Glanbia Nutritionals launches freeze dried cheese to tap into prepared meals and snacks space

Glanbia Nutritionals has leveraged its existing cheese production of roughly 1bn lbs per year and freeze drying capabilities to create a freeze dried cheese, which it says will help open up new markets for the company.

“Part of what’s distinct about what we can do is that we have control over the entire supply chain,” Michael S. Levine, director of product strategy for the company’s cheese division, told DairyReporter at IFT in Las Vegas.

 “By virtue of the fact that we make the cheese ourselves it really gives us that control over the supply chain and that’s positive both from a food safety perspective as well as an availability perspective.”

The freeze dried cheese is made from pasteurized milk and is available in a shredded format. It  contains 622 calories and 1,093mg of calcium per 100 gram serving, but the nutrition facts do change once the cheese is rehydrated, according to Glanbia’s product data.

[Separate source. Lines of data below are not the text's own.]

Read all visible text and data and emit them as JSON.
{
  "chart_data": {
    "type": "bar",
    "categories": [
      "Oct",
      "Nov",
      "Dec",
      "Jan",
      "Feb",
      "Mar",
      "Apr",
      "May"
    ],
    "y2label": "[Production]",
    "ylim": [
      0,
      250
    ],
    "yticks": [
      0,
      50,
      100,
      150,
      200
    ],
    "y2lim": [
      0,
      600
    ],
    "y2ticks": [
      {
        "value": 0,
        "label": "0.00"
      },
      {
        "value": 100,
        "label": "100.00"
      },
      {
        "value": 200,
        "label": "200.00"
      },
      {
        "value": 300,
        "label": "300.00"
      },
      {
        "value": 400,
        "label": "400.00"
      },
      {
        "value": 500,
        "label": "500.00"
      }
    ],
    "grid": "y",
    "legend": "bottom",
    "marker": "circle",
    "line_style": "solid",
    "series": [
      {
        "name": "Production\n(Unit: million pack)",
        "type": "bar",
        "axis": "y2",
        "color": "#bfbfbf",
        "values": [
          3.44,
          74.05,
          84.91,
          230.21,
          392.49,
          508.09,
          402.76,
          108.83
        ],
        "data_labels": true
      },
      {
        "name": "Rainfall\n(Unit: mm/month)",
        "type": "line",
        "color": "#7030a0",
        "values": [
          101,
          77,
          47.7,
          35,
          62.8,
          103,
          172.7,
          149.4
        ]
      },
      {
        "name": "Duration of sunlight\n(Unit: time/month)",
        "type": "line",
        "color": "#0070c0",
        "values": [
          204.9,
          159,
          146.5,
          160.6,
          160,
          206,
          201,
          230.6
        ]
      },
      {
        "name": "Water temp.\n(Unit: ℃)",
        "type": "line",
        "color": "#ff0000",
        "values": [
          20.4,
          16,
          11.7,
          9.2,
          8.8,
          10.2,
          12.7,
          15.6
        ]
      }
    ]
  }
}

Longer shelf life opens up new doors

The freeze dried cheese, which is available in cheddar and mozzarella, is devoid of all water, giving it a shelf life of up to 18 years, the company said.

There is an existing market for freeze dried cheese in the emergency preparedness segment and there are products with an up to 25-year shelf life, according to Levine.

“There’s a large population of people out there that wants to be prepared when Armageddon comes,” he said.

“We’re not participating so much in that segment, but where we’re having a lot of interest in is from companies that are in the processed food space.”

The extended shelf life offers entry into segments such as snacks, bars, soups, prepared meals, and ready-to-eat meals.

“It’s enabled us to expand the usage of cheese into areas where it’s too difficult to use in its existing format,” Levine added.

Levine pointed to the snack bar space as an opportunity for growth as manufacturers delve into more savory flavors and want to incorporate a stronger cheese flavor in the form of freeze dried chunks instead of cheese powder.

“It can really allow the bar companies to bridge that gap and travel away from purely sweet and move into savory,” he said.

“If this isn’t in a meat bar within 12 months, I’d be shocked.”